Subcontracting
The Hawai’i PTAC provides an ongoing Subcontracting Education and Opportunity Awareness Program
Our Focus is in Three main areas:
Overall Awareness & Education
Assisting Companies to become a Subcontractor
Assisting Companies Needing Subcontractors
How to Find Primes
Use Dynamic Small Business Search: Other small businesses can be primes or partners.
Use filters to select Hawaii, then NAICS codes or keywords.
Profiles include contact information, ownership information, and past performance.
Have prepared a short presentation on your business, core competencies, past performance, differentiators. Demonstrate your readiness to do business with the government by providing a capability statement. Capability statement should show core competencies, past performance, contact information, and readiness to do business with the government.
Capability statement review is a service provided by Hi-PTAC.
Flow Down Clauses
- Clauses in a subcontract which incorporate the general contract by reference, and which bind the subcontractor to the general contractor to the same extent the general contractor is bound to the government, are referred to as “flow down” clauses.

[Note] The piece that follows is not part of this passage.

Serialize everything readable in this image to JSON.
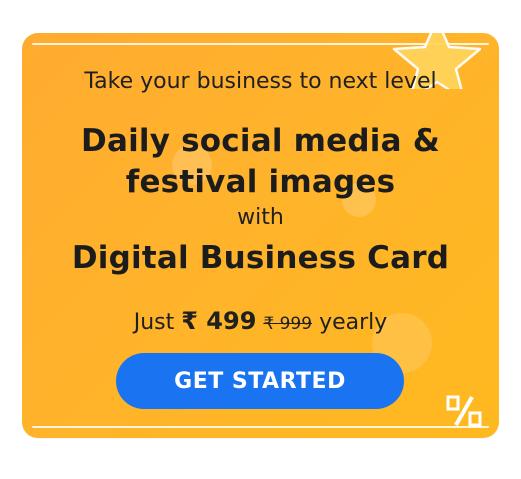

- The principal purpose of these flow down clauses is to maintain consistency between the obligations the prime owes to the government, and the obligations the sub owes to the prime for its work. This purpose is a practical one because no prime wants to risk liability to the government on account of non-conforming sub’s work without having the right to pass that liability on to the subcontractor responsible.
- (Corwinglaw.com)
Cybersecurity Requirement
- It is the prime’s responsibility to ensure that any and all subs meet all cybersecurity requirements as outlined in DFARS 252.204-7012 and NIST SP 800-171.
Subcontracting Agreement
Any agreement between a prime and a sub should be in writing, ensuring all terms and expectations are clear beforehand. Any unexpected situation that arises should be addressed in the terms of the agreement.
Terms to be discussed include but are not limited to:
- Scope of the project: Defines the project and work necessary.
- Timing for completion: Define a loose timeline to have clear expectations, like a fixed time deadline falling well before the contractor’s final deadline to be sure prime has enough time to assess the subs work.
- Payment and billing: Define payments sub will receive. Details may include, maximum work hours each week or month, subcontractor payment milestones, expected timing of invoices, fixed price or flexible payment options, and what happens if more time is needed or the fixed price doesn’t cover the added time.
- Independent contractor notice: Defines responsibilities of sub to handle tax deductions and payments, including but not limited to insurance, IRS tax withholdings, employment benefits, and health insurance.
- Non-disclosure agreement: Defines any information that must be kept confidential.
- Non-compete clause: Prevents the sub from taking unethical actions to steal clientele or work from the prime.
- Insurance for accidental damages: Defines whether the prime has insurance that covers a sub’s mistakes or accidental damage.
- Second tier subcontractors: Defines permissions and restrictions the sub has to hire others to do work. Prime may put limits on the sub hiring a sub (often called second-tier subcontractors) to prevent the line of work responsibility from becoming too thin.
- Indemnity clause: Ensures protection for the prime. When the project is complete, if something goes wrong that is the responsibility of the sub, the contract will have a means of recovering any losses. If the error falls under the responsibility of the prime, the sub is not held responsible. State laws must be obeyed.
- Warranties: Defines any promises the prime makes to the sub and vice versa. Typically included on the sub side are a guarantee of work quality, professional work behavior, possession of tools, ability, knowledge, and skill to complete the project, and ability to repair any issues with deliverables, inconsistent work, or project defects.